Ao dimensionar um futuro próximo, no ano de 2034, Kluge avança para o passado com a teoria inicial do mono capitalismo de Marx, mas também com o presente que teme essa possibilidade como futuro. Kruger 60 poderia ser a Estrela vermelha de Alexander Bogdanov que, após a tentativa fracassada de revolução em 1905 na Rússia, escreveu sua ficção científica imaginando uma sociedade no futuro em escala comunista avançada, no planeta Marte. Bogdanov, juntamente com o periódico pulp sci-fi Perry Rhodan, é uma das poucas referências comentadas por Kluge como guia para estes filmes.5

É notável que o redimensionamento temporal tem a capacidade de reconduzir a narrativa pela repetição dos fatos do passado e do presente no tempo futuro, pois elenca um evento em diferentes tempos históricos e podem levar à conclusão comodista de que a repetição é inevitável, no domínio da farsa. Mas também, pelo contrário, poderá produzir a associação de que é tempo de mudança. Até pelo caráter cômico dos processos no filme. Pode parecer banal, mas não é comum o filme de ficção científica ter como foco central justamente o limbo narrativo. Muito pelo contrário, esse limbo narrativo, exaustivo em Hollywood, acontece à mercê dos roteiristas, pois os personagens viajam em naves muito sofisticadas, encontram seres incomuns, às vezes biologicamente evoluídos e grotescos, mas sobretudo habitam sistemas feudais e militares através do quais se passam as tramas.
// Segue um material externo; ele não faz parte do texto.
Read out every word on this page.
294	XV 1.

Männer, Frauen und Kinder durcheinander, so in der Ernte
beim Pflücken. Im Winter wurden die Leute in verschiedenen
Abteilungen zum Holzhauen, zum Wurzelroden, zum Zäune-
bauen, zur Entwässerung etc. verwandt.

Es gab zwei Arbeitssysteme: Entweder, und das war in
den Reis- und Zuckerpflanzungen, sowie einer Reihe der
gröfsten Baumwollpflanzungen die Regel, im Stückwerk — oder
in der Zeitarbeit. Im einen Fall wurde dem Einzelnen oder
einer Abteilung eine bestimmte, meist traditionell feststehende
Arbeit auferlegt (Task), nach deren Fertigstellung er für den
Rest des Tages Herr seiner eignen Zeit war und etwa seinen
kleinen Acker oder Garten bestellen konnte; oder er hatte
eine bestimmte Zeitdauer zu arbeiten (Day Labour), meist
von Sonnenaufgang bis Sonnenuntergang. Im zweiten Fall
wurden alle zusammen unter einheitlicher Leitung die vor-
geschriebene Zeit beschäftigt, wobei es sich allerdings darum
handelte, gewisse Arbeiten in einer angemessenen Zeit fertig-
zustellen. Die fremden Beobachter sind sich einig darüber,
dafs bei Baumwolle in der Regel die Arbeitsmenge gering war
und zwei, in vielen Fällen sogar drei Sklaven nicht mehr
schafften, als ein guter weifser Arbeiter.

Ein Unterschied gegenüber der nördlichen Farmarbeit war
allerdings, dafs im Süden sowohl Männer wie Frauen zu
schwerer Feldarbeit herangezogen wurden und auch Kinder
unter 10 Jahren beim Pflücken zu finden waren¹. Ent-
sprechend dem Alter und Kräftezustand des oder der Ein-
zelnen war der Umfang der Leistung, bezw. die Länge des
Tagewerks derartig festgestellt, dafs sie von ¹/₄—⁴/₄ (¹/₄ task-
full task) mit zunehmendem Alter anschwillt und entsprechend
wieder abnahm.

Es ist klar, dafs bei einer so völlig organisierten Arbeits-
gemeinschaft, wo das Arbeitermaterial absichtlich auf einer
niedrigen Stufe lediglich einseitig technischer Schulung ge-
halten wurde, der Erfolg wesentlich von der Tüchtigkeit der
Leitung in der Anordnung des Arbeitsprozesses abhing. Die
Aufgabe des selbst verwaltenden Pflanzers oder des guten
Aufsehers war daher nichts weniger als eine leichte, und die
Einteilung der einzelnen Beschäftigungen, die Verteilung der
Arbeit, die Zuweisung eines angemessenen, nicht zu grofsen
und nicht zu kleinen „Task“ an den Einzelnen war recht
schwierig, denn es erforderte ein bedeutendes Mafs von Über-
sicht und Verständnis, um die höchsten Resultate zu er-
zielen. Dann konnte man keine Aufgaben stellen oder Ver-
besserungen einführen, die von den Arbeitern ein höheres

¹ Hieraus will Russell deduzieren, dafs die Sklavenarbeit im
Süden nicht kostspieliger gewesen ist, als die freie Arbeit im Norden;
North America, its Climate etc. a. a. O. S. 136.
Sobre esse tema, ainda que em contexto diferente, Kluge afirma, esperançoso:

Formar uma nova Humanidade é naturalmente possível, mas são necessários quinhentos anos, ou talvez mil anos. Mas o capitalismo também precisou de quatrocentos anos para estabelecer. A revolução agrária levou quatro mil anos. Nós temos que ser pacientes. A utopia se torna melhor e melhor quanto mais esperamos por ela

(BJORKENHEIM, 2016).

Montagem como compósito

O aspecto material de construção fílmica impura de Kluge foi comparado aos filmes da época dos Nickelodeon pela historiadora Miriam Hansen (1988). A autora observa que “aglomerados de montagens que combinam imagens antigas, fotografias, slides de lanternas mágicas, ilustrações populares, títulos escritos, música em segunda mão e narração ocasional” (HANSEN, 1988, p. 178) suspendem o fluxo da narrativa de tradição identificatória. Hansen insiste que Kluge se recusa em transformar esse material em um blend homogêneo de disposição diegética. Esse aspecto em si é de grande importância na sua obra em relação ao tempo e a história. Lembrando que Kluge afirma em várias ocasiões que o cinema é o lugar da temporalidade, o uso de materiais diversos também revela uma temporalidade da realidade fílmica material, ou seja, os 48 quadros por segundo internos e 48 externos que acrescentam ao filme uma narrativa das máquinas de reprodutibilidade técnica.6

No caso de Kluge, o filme “impuro”, composto por compilação de outros filmes, por mistura de imagens de desenhos e pinturas, antigos intertítulos, é ele mesmo um método. Se até um determinado momento da história do cinema era comum “filmar” o filme, a partir do procedimento de “cluster-montage ”, a composição fílmica se estabelece a partir de materiais que se juntam em um composto de várias mídias. O estranhamento Brechtiano, preocupação da geração de cineastas das “new waves” como Kluge, passa então a ser acompanhado por uma complexa arqueologia do dispositivo fílmico. Com a montagem disruptiva, o espectador não deixa de estabelecer uma relação com as camadas dessa composição quando foi deslocado temporalmente e espacialmente na observação do fenômeno. Nesse processo, enfrenta o embate das dimensões do compósito fílmico concebidas por Kluge como uma espécie de paralaxe que ousa funcionar mesmo na condição da realidade fílmica monocular do projetor refletido na tela. Ou seja, o filme e seus sentidos se tridimensionalizam, estereoscopicamente.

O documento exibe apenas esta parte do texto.